There may be a risk your speech, swallowing or eating could be affected for a time after surgery. If this may happen, you will meet a speech and language therapist (SLT) or dietitian before and after the operation. Your surgeon will do everything possible to minimise the changes surgery may cause to your appearance, speech and swallowing.
If the operation involves removing tissue that is used for speech and swallowing, or affects your appearance, you may have reconstructive surgery as part of the operation. This is when the surgeon takes tissue from another part of the body, such as the forearm, thigh or chest, and uses it to replace the tissue they take from the head and neck.
We have more information about surgery for a head and neck cancer.
Depending on the size and position of the tumour, the surgeon may have to remove a large area of tissue. This area may include important nerves and blood vessels. You may need to have surgery to reconstruct the area. The reconstruction will be done at the same time as your operation.
The aim of reconstructive surgery is to make the area look and work as naturally as possible. The exact surgery you have will depend on where in your body the sarcoma is and how much tissue the surgeon needs to remove.
If only a small area needs been removed, the surgeon may be able to join the two edges together again. But for larger areas, they may need to use a skin graft or tissue flap.
A skin graft is a very thin layer of skin. The surgeon (often a plastic surgeon) takes a layer of skin from another part of the body (the donor site). Then they put it over the area where they removed the cancer from.
The outer thigh is a common place to take the skin from. But a skin graft for the face is usually taken from behind the ear or the neck area. This is done to try to get a good skin colour match.
After the operation, you normally have a dressing over the area to press the graft down.

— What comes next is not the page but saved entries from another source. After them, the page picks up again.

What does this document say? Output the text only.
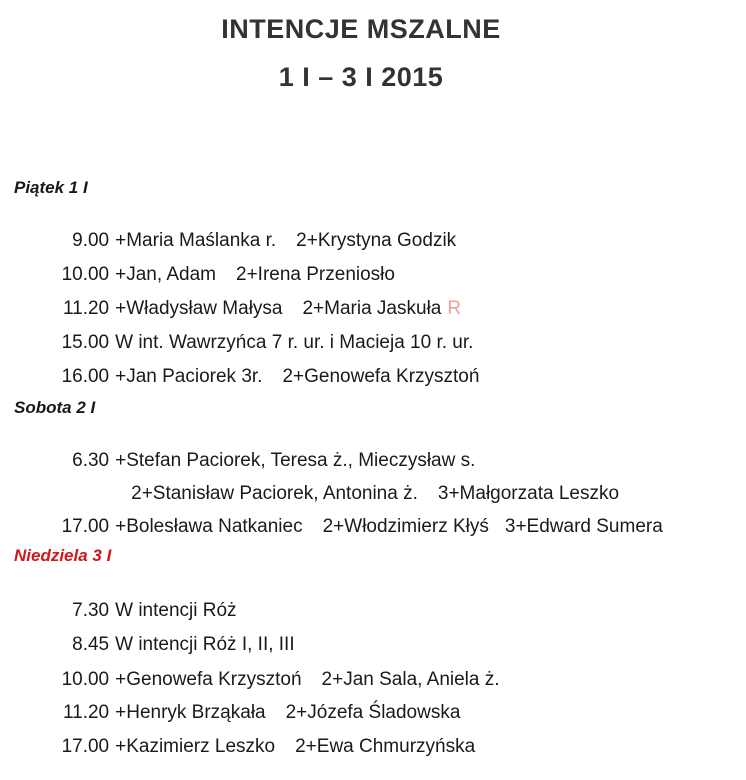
INTENCJE MSZALNE
1 I – 3 I 2015
Piątek 1 I

9.00 +Maria Maślanka r. 2+Krystyna Godzik

10.00 +Jan, Adam 2+Irena Przeniosło

11.20 +Władysław Małysa 2+Maria Jaskuła R

15.00 W int. Wawrzyńca 7 r. ur. i Macieja 10 r. ur.

16.00 +Jan Paciorek 3r. 2+Genowefa Krzysztoń

Sobota 2 I

6.30 +Stefan Paciorek, Teresa ż., Mieczysław s.

2+Stanisław Paciorek, Antonina ż. 3+Małgorzata Leszko

17.00 +Bolesława Natkaniec 2+Włodzimierz Kłyś 3+Edward Sumera

Niedziela 3 I

7.30 W intencji Róż

8.45 W intencji Róż I, II, III

10.00 +Genowefa Krzysztoń 2+Jan Sala, Aniela ż.

11.20 +Henryk Brząkała 2+Józefa Śladowska

17.00 +Kazimierz Leszko 2+Ewa Chmurzyńska
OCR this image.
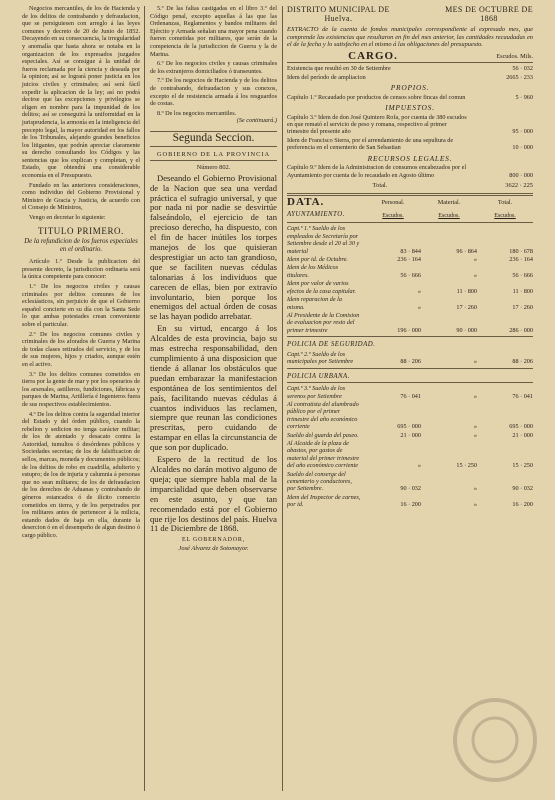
Negocios mercantiles, de los de Hacienda y de los delitos de contrabando y defraudacion, que se persiguiesen con arreglo á las leyes comunes y decreto de 20 de Junio de 1852. Decayendo en su consecuencia, la irregularidad y anomalía que hasta ahora se notaba en la organizacion de los expresados juzgados especiales. Así se consigue á la unidad de fueros reclamada por la ciencia y deseada por la opinion; así se logrará poner justicia en los juicios civiles y criminales; así será fácil expedir la aplicacion de la ley; así no podrá decirse que las excepciones y privilegios se eligen en nombre para la impunidad de los delitos; así se conseguirá la uniformidad en la jurisprudencia, la armonía en la inteligencia del precepto legal, la mayor autoridad en los fallos de los Tribunales, alejando grandes beneficios los litigantes, que podrán apreciar claramente su derecho consultando los Códigos y las sentencias que los explican y completan, y el Estado, que obtendrá una considerable economía en el Presupuesto.

Fundado en las anteriores consideraciones, como individuo del Gobierno Provisional y Ministro de Gracia y Justicia, de acuerdo con el Consejo de Ministros,

Vengo en decretar lo siguiente:

TITULO PRIMERO.
De la refundicion de los fueros especiales en el ordinario.

Artículo 1.º Desde la publicacion del presente decreto, la jurisdiccion ordinaria será la única competente para conocer:

1.º De los negocios civiles y causas criminales por delitos comunes de los eclesiásticos, sin perjuicio de que el Gobierno español concierte en su día con la Santa Sede lo que ambas potestades crean conveniente sobre el particular.

2.º De los negocios comunes civiles y criminales de los aforados de Guerra y Marina de todas clases retirados del servicio, y de los de sus mujeres, hijos y criados, aunque estén en el activo.

3.º De los delitos comunes cometidos en tierra por la gente de mar y por los operarios de los arsenales, astilleros, fundiciones, fábricas y parques de Marina, Artillería é Ingenieros fuera de sus respectivos establecimientos.

4.º De los delitos contra la seguridad interior del Estado y del órden público, cuando la rebelion y sedicion no tenga carácter militar; de los de atentado y desacato contra la Autoridad, tumultos ó desórdenes públicos y Sociedades secretas; de los de falsificacion de sellos, marcas, moneda y documentos públicos; de los delitos de robo en cuadrilla, adulterio y estupro; de los de injuria y calumnia á personas que no sean militares; de los de defraudacion de los derechos de Aduanas y contrabando de géneros estancados ó de ilícito comercio cometidos en tierra, y de los perpetrados por los militares antes de pertenecer á la milicia, estando dados de baja en ella, durante la desercion ó en el desempeño de algun destino ó cargo público.

5.º De las faltas castigadas en el libro 3.º del Código penal, excepto aquellas á las que las Ordenanzas, Reglamentos y bandos militares del Ejército y Armada señalan una mayor pena cuando fueren cometidas por militares, que serán de la competencia de la jurisdiccion de Guerra y la de Marina.

6.º De los negocios civiles y causas criminales de los extranjeros domiciliados ó transeuntes.

7.º De los negocios de Hacienda y de los delitos de contrabando, defraudacion y sus conexos, excepto el de resistencia armada á los resguardos de costas.

8.º De los negocios mercantiles.

(Se continuará.)
Segunda Seccion.
GOBIERNO DE LA PROVINCIA
Número 802.

Deseando el Gobierno Provisional de la Nacion que sea una verdad práctica el sufragio universal, y que por nada ni por nadie se desvirtúe falseándolo, el ejercicio de tan precioso derecho, ha dispuesto, con el fin de hacer inútiles los torpes manejos de los que quisieran desprestigiar un acto tan grandioso, que se faciliten nuevas cédulas talonarias á los individuos que carecen de ellas, bien por extravío involuntario, bien porque los enemigos del actual órden de cosas se las hayan podido arrebatar.

En su virtud, encargo á los Alcaldes de esta provincia, bajo su mas estrecha responsabilidad, den cumplimiento á una disposicion que tiende á allanar los obstáculos que puedan embarazar la manifestacion espontánea de los sentimientos del país, facilitando nuevas cédulas á cuantos individuos las reclamen, siempre que reunan las condiciones prescritas, pero cuidando de estampar en ellas la circunstancia de que son por duplicado.

Espero de la rectitud de los Alcaldes no darán motivo alguno de queja; que siempre habla mal de la imparcialidad que deben observarse en este asunto, y que tan recomendado está por el Gobierno que rije los destinos del país. Huelva 11 de Diciembre de 1868.

EL GOBERNADOR,
José Alvarez de Sotomayor.
DISTRITO MUNICIPAL DE
Huelva.
MES DE OCTUBRE DE
1868
EXTRACTO de la cuenta de fondos municipales correspondiente al expresado mes, que comprende las existencias que resultaron en fin del mes anterior, las cantidades recaudadas en el de la fecha y lo satisfecho en el mismo á las obligaciones del presupuesto.
CARGO.	Escudos. Mils.
Existencia que resultó en 30 de Setiembre	56 · 032
Idem del período de ampliacion	2665 · 233
PROPIOS.
Capítulo 1.º Recaudado por productos de censos sobre fincas del comun	5 · 960
IMPUESTOS.
Capítulo 3.º Idem de don José Quintero Rofa, por cuenta de 380 escudos en que remató el servicio de peso y romana, respectivo al primer trimestre del presente año	95 · 000
Idem de Francisco Sierra, por el arrendamiento de una sepultura de preferencia en el cementerio de San Sebastian	10 · 000
RECURSOS LEGALES.
Capítulo 9.º Idem de la Administracion de consumos encabezados por el Ayuntamiento por cuenta de lo recaudado en Agosto último	800 · 000
Total.	3622 · 225
DATA.	Personal.	Material.	Total.
AYUNTAMIENTO.	Escudos.	Escudos.	Escudos.
Capt.º 1.º Sueldo de los empleados de Secretaría por Setiembre desde el 20 al 30 y material	83 · 844	96 · 864	180 · 678
Idem por id. de Octubre.	236 · 164	»	236 · 164
Idem de los Médicos titulares.	56 · 666	»	56 · 666
Idem por valor de varios efectos de la casa capitular.	»	11 · 800	11 · 800
Idem reparacion de la misma.	»	17 · 260	17 · 260
Al Presidente de la Comision de evaluacion por resto del primer trimestre	196 · 000	90 · 000	286 · 000
POLICIA DE SEGURIDAD.
Capt.º 2.º Sueldo de los municipales por Setiembre	88 · 206	»	88 · 206
POLICIA URBANA.
Capt.º 3.º Sueldo de los serenos por Setiembre	76 · 041	»	76 · 041
Al contratista del alumbrado público por el primer trimestre del año económico corriente	695 · 000	»	695 · 000
Sueldo del guarda del paseo.	21 · 000	»	21 · 000
Al Alcaide de la plaza de abastos, por gastos de material del primer trimestre del año económico corriente	»	15 · 250	15 · 250
Sueldo del conserge del cementerio y conductores, por Setiembre.	90 · 032	»	90 · 032
Idem del Inspector de carnes, por id.	16 · 200	»	16 · 200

This helps create a good blood supply from the blood vessels underneath.
Sometimes, plastic surgeons need to use a specialist technique to repair the operation site. They use a slightly thicker layer of skin and tissue than for a skin graft, which includes fat and muscle. This is called a tissue flap. There are several different types:
- A local flap uses tissue from an area close to where the cancer has been removed.

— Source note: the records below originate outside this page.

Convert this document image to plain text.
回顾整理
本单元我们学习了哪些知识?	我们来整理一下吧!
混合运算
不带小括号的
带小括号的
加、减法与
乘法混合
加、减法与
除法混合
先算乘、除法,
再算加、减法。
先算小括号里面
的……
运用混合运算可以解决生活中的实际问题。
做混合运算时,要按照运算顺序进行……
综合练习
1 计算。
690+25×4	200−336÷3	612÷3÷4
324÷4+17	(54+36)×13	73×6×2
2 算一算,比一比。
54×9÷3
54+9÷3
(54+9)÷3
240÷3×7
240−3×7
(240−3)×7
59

- A pedicle flap uses tissue from an area further away, but close enough to keep the flap connected to its original blood supply.
- A free flap uses tissue that has been completely removed from another part of the body, along with its blood vessels.
The surgeon and specialist nurse will explain your operation to you and answer any questions you have.
Surgery is sometimes used to remove a sarcoma that has spread to other parts of the body or come back after treatment.
An operation is usually only possible if the tumours are small and there are only a few of them. It is mainly done when the sarcoma has spread to the lungs, but may be used for tumours in other parts of the body.
If you need to have this operation, your doctor will talk to you about it.